Pour toutes ces raisons, nous vous adressons quatre demandes, Monsieur le ministre
.
 

- La première est la publication de l’ensemble des données chiffrées, relatives au coût de la modification du plan de stationnement et des gains attendus. 


- La deuxième est la publication de l’ensemble des critères examinés pour fonder les décisions qui seront prises en matière de stationnement. Ainsi, aucun doute ne pourra subsister sur la motivation réelle des décisions prises.
 

- La troisième est la publication des études d’impact relatives à l’avenir des sites qui seront quittés par les armées. Ces études fonderont le calcul des crédits d’accompagnement et de reconversion des territoires.
 

- La quatrième est la définition du niveau de votre ambition pour les personnels. Plus précisément, quand présenterez-vous le grand plan en faveur des personnels militaires et civils auquel ceux-ci ont droit ? Particulièrement s’ils sont condamnés à quitter le service. 

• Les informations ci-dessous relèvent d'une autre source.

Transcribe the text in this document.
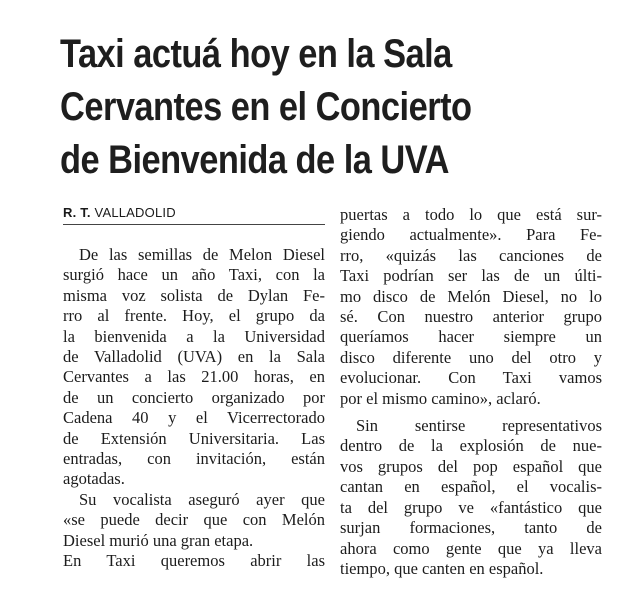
Taxi actuá hoy en la Sala
Cervantes en el Concierto
de Bienvenida de la UVA
R. T. VALLADOLID
De las semillas de Melon Diesel
surgió hace un año Taxi, con la
misma voz solista de Dylan Fe-
rro al frente. Hoy, el grupo da
la bienvenida a la Universidad
de Valladolid (UVA) en la Sala
Cervantes a las 21.00 horas, en
de un concierto organizado por
Cadena 40 y el Vicerrectorado
de Extensión Universitaria. Las
entradas, con invitación, están
agotadas.
Su vocalista aseguró ayer que
«se puede decir que con Melón
Diesel murió una gran etapa.
En Taxi queremos abrir las
puertas a todo lo que está sur-
giendo actualmente». Para Fe-
rro, «quizás las canciones de
Taxi podrían ser las de un últi-
mo disco de Melón Diesel, no lo
sé. Con nuestro anterior grupo
queríamos hacer siempre un
disco diferente uno del otro y
evolucionar. Con Taxi vamos
por el mismo camino», aclaró.
Sin sentirse representativos
dentro de la explosión de nue-
vos grupos del pop español que
cantan en español, el vocalis-
ta del grupo ve «fantástico que
surjan formaciones, tanto de
ahora como gente que ya lleva
tiempo, que canten en español.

Pour toutes les raisons exposées, afin de vous permettre de répondre à nos quatre demandes et dans le but de donner une chance à la RGPP du ministère de la défense de devenir un réel processus d’amélioration de l’outil de défense, les députés socialistes, radicaux, citoyens et divers gauche vous demandent de surseoir à toutes les annonces et de relancer un processus sur des bases acceptables et transparentes.